Title: Re: my childhood
Post by: unicorn2014 on May 25, 2016, 02:10:05 AM
Hi Gazelle, welcome to BPD family!

Have you had any therapy or recovery ?


Title: Re: my childhood
Post by: mantamoo on May 25, 2016, 06:45:08 AM
Hi Gazelle,

      Welcome! I'm new at understanding BPD also. My mom was just diagnosed about a month ago. There was a few eye opening events that happened and I'm kind of in the same position you are in. Mine are slightly different. My piece together moments are about manipulation. My mom has a very different view of the world as people with BPD do. My mom would also lie to get people on her side, so that's where I'm at. What is real and what isn't. What is normal in a relationship with others what isn't. I don't know if you have ever read the Hunger Games books or seen the movies, but there is a Part in both where one of the characters, Peta, had been brainwashed by the people in the capitol.
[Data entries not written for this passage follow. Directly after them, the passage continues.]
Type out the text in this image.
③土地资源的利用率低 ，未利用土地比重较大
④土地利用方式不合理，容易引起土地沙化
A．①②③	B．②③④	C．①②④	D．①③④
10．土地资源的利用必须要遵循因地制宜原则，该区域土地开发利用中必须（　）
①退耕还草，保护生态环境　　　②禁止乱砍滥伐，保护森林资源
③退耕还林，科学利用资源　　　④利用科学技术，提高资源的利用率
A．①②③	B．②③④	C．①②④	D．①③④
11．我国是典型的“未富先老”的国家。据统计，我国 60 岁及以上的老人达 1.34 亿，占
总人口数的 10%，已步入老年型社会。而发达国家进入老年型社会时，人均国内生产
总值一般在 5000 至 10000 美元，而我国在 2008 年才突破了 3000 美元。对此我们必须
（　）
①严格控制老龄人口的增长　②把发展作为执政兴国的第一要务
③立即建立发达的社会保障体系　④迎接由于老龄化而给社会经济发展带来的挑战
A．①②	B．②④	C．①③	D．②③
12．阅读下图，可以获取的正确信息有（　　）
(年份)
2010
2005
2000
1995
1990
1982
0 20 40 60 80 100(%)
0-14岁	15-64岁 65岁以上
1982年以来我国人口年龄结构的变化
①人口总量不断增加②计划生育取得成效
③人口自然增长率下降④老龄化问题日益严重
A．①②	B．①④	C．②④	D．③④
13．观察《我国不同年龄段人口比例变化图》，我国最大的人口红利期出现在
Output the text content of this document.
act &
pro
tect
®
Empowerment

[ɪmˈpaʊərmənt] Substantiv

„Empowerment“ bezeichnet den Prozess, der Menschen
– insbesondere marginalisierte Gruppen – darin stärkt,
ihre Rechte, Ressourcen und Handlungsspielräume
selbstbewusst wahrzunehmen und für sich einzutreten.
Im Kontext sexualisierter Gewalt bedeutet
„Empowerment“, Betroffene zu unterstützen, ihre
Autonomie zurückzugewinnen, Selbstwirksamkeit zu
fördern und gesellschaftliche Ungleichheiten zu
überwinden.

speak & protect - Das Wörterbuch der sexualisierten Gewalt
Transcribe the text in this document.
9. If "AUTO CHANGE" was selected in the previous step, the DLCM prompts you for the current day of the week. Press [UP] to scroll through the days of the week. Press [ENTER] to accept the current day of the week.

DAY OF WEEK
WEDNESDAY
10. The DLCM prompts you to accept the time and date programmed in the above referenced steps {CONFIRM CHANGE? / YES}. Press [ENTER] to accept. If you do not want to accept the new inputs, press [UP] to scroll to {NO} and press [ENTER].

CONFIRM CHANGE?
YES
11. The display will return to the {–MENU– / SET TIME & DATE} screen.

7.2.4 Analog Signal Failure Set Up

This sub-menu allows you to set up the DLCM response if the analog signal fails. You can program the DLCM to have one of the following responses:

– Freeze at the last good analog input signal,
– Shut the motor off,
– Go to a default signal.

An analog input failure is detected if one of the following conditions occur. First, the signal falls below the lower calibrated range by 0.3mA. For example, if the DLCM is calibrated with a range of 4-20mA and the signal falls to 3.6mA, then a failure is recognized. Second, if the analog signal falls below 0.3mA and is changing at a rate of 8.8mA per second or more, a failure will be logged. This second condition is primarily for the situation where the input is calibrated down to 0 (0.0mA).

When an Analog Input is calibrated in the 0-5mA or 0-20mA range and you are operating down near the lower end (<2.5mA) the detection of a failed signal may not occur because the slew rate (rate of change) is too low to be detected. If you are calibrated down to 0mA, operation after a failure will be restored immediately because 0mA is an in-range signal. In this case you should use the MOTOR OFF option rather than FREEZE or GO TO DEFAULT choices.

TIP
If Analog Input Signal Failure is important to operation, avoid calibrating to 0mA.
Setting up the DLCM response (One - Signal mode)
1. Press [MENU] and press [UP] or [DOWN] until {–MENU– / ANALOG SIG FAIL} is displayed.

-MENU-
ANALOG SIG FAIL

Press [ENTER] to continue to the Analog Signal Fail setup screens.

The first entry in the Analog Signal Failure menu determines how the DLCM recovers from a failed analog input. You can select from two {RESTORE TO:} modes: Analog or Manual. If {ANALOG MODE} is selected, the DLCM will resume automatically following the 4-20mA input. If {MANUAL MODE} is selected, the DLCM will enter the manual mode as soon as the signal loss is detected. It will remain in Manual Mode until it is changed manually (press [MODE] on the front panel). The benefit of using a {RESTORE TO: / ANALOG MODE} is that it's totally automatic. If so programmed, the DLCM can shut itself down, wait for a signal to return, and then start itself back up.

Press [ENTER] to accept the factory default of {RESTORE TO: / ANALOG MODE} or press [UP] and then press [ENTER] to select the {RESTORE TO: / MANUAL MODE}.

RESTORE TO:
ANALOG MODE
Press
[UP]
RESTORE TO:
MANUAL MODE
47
When he is rescued, the hero, Katniss, tries to help Peta by telling him what is real or not because he has visions and things from being brainwashed. He asks Katniss "real or not real". That's kind of how it feels for me at least, coming out of a relationship with my mom who is very manipulative.


The book Stop Walking on Eggshells is a really good book about how you can understand and cope with someone who has BPD.